New online tool PropCast reveals if your London postcode is best for house buyers or sellers

Crossrail hotspot Abbey Wood in south-east London has been named the ‘hottest’ postcode in the capital for house sellers by a handy new online property tool.

Instead of focusing on wider areas like boroughs, counties and regions, PropCast pinpoints micro markets across England and Wales to give potential sellers a better sense of where they stand before they list their house.

Launched by professional property trader Gavin Brazg of home selling advice site The Advisory, the smart site instantly shows you whether your home is in a ‘hot’ sellers’ market or a ‘cold’ buyers’ market – all you have to do is type in your postcode.

PropCast ‘takes the temperature’ of a district by totting up the number of homes currently on the market in that postcode and calculating what percentage are under offer or sold subject to contract.

It then uses artistic license to turn that percentage into a degree, e.g. 30 per cent is 30 degrees.

There are four brackets – very cold (under 25 degrees), cold (25 to 34 degrees), hot (35 to 49 degrees) and very hot (over 50 degrees).


In a cold market, there are more homes for buyers to choose from, giving them greater bargaining power.

Sellers must compete for their attention using price, presentation and promotion tactics so as not to risk underselling, failing to sell or taking a long time to sell.

In a hot market, sellers have the upper hand. There are more buyers than homes for sale, meaning it is the buyers that must compete.

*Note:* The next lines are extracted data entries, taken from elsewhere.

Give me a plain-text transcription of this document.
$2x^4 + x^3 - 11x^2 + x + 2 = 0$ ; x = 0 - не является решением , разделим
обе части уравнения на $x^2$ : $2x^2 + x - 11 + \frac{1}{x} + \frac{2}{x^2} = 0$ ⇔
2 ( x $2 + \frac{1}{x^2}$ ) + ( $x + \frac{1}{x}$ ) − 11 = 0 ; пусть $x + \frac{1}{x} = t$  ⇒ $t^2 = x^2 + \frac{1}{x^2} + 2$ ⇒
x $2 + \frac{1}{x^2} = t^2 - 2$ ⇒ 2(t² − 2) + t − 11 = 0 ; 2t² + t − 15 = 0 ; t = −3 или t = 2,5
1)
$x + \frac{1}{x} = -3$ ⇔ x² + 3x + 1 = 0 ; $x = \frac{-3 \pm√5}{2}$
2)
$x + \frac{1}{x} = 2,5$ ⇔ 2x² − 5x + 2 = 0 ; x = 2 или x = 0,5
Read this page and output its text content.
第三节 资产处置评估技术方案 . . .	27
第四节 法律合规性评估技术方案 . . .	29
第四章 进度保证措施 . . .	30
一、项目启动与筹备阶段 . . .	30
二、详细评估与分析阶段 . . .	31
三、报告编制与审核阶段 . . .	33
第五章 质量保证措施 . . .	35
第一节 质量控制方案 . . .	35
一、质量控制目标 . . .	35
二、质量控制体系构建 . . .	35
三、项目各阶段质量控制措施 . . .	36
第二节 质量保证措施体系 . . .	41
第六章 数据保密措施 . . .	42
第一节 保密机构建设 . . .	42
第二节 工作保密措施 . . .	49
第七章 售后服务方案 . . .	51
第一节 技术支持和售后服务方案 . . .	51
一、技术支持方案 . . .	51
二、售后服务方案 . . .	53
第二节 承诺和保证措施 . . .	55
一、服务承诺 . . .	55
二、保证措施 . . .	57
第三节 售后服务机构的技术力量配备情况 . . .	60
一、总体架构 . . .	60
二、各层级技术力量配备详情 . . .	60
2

This can lead to properties generating multiple competing offers, so long as a wise strategy is chosen and executed by the owner and their estate agent.

PropCast’s simple methodology is the same as that used by property professionals, but Brazg, who founded seller advice site The Advisory 13 years ago, believes the information should be easily accessible for everyone.

The tool does have its flaws, notably that results for postcodes with only a few homes for sale will be unreliable.

You can, however, make your forecast more accurate by requesting a free analysis of your local market, noting your property's type (flat, terrace, detached etc) and number of bedrooms.